Chris pretended to wave for a waiter. The new arrivals were Italian, too, but looked like out-of-towners. The father was wearing a pastel leisure suit with a lot of gold, and the woman, suntanned to a mahogany brown, bulged in pink slacks and a flowered blouse. The son, a quiet-looking kid with troubled eyes, said hello shyly to the beautiful girl, who replied without a smile.
Their waiter came back with the scotch. Tony asked, “Who just came in?”
“I don’t know ’em.”
“Joe knew they were coming. What’d the reservation say?”
“I don’t know, man,” he replied, hurrying away.
“What’s Miss Universe doing?” Chris asked.
“Reading her menu.”
“You think they’d sell us their daughter?”
“Lease her.”
“We could say we’re orphans starting a new family.
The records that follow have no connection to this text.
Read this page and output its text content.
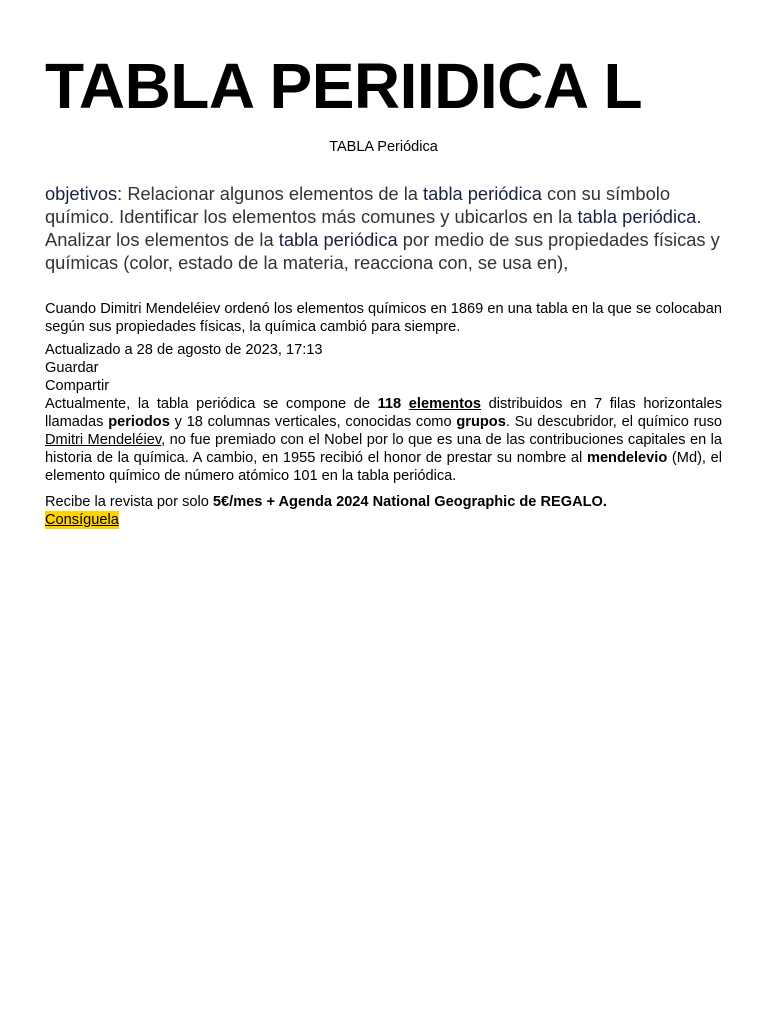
TABLA PERIIDICA L

TABLA Periódica

objetivos: Relacionar algunos elementos de la tabla periódica con su símbolo químico. Identificar los elementos más comunes y ubicarlos en la tabla periódica. Analizar los elementos de la tabla periódica por medio de sus propiedades físicas y químicas (color, estado de la materia, reacciona con, se usa en),

Cuando Dimitri Mendeléiev ordenó los elementos químicos en 1869 en una tabla en la que se colocaban según sus propiedades físicas, la química cambió para siempre.

Actualizado a 28 de agosto de 2023, 17:13

Guardar

Compartir

Actualmente, la tabla periódica se compone de 118 elementos distribuidos en 7 filas horizontales llamadas periodos y 18 columnas verticales, conocidas como grupos. Su descubridor, el químico ruso Dmitri Mendeléiev, no fue premiado con el Nobel por lo que es una de las contribuciones capitales en la historia de la química. A cambio, en 1955 recibió el honor de prestar su nombre al mendelevio (Md), el elemento químico de número atómico 101 en la tabla periódica.

Recibe la revista por solo 5€/mes + Agenda 2024 National Geographic de REGALO.

Consíguela
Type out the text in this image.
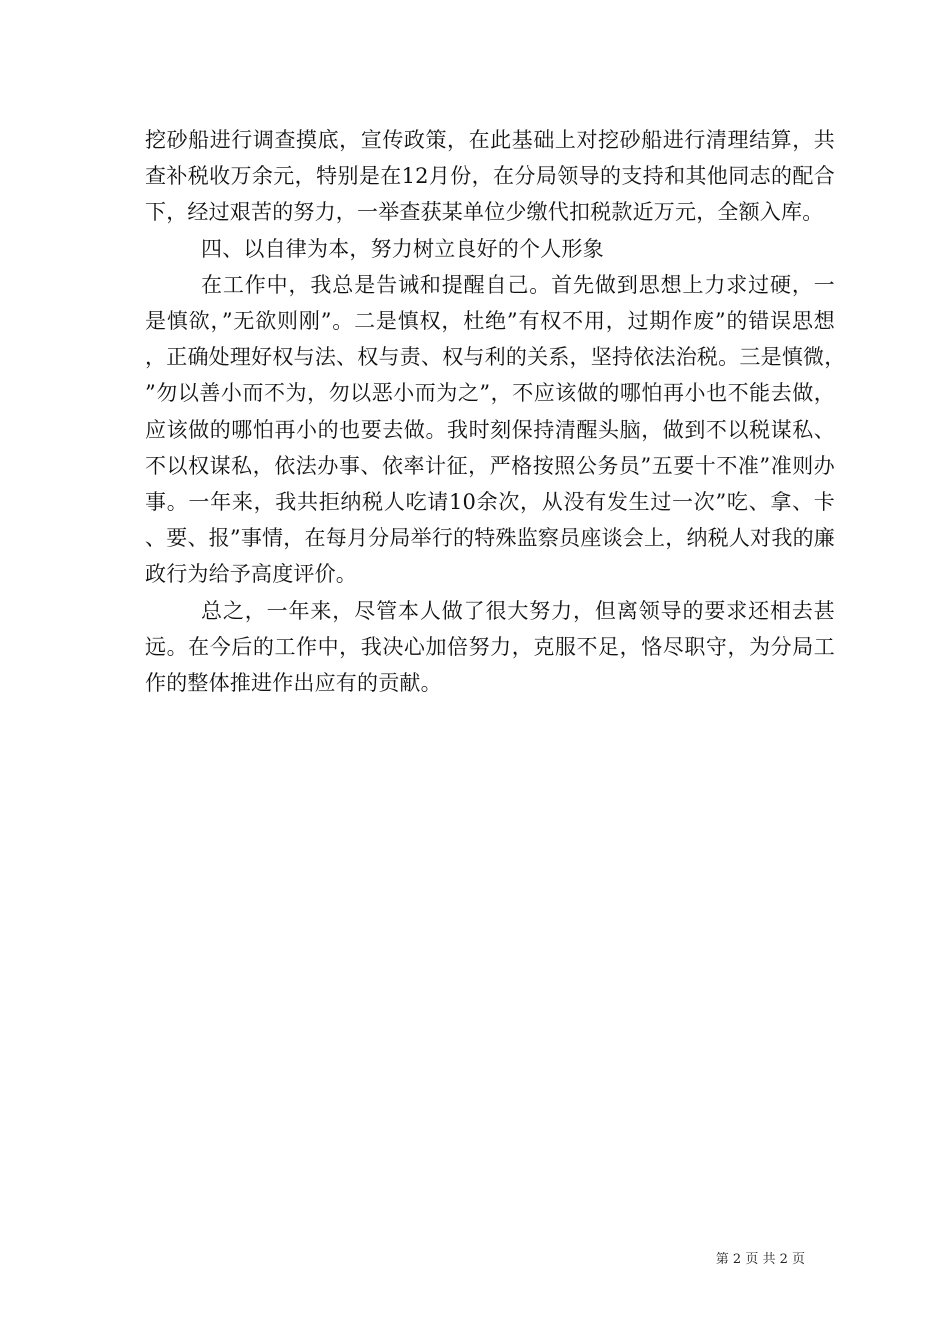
挖砂船进行调查摸底，宣传政策，在此基础上对挖砂船进行清理结算，共查补税收万余元，特别是在12月份，在分局领导的支持和其他同志的配合下，经过艰苦的努力，一举查获某单位少缴代扣税款近万元，全额入库。

四、以自律为本，努力树立良好的个人形象

在工作中，我总是告诫和提醒自己。首先做到思想上力求过硬，一是慎欲，”无欲则刚”。二是慎权，杜绝”有权不用，过期作废”的错误思想，正确处理好权与法、权与责、权与利的关系，坚持依法治税。三是慎微，”勿以善小而不为，勿以恶小而为之”，不应该做的哪怕再小也不能去做，应该做的哪怕再小的也要去做。我时刻保持清醒头脑，做到不以税谋私、不以权谋私，依法办事、依率计征，严格按照公务员”五要十不准”准则办事。一年来，我共拒纳税人吃请10余次，从没有发生过一次”吃、拿、卡、要、报”事情，在每月分局举行的特殊监察员座谈会上，纳税人对我的廉政行为给予高度评价。

总之，一年来，尽管本人做了很大努力，但离领导的要求还相去甚远。在今后的工作中，我决心加倍努力，克服不足，恪尽职守，为分局工作的整体推进作出应有的贡献。

第 2 页 共 2 页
We need a sister.”
“Funny.”
Their waiter returned with raw cherrystone clams and hot bread. Chris started to turn around again. Tony said, “I’ll watch, you tell me how the job’s going.”
Chris filled Tony in briefly on his loans from Bunker and the latest scheduling victories achieved by the managers he had hired for credibility. Tony’s dark eyes kept flickering toward the front of the restaurant. “It sounds like you know what you’re doing.”
“No. But no one else seems to, either. So I keep moving and they keep running after me. Funny thing is, I know now that’s how Pop operated. He always seemed to know what he was doing, but he couldn’t. Nobody could. It’s all a moving target. Sure you won’t join me?”
“I told you, I’m going to be a prosecutor.”
Chris glanced over his shoulder. She was looking down at her precisely folded small hands, her face shielded by her long, shiny hair. The second time he looked she was nibbling like a cat from a plate of antipasto. There were several big platters of the hot antipasto on the table and the group seemed to be prolonging it as an icebreaker. When he looked a third time, her father said something, and her brothers turned around and gave him a hard look. Their waiter rescued him with a thick veal chop that covered most of the plate.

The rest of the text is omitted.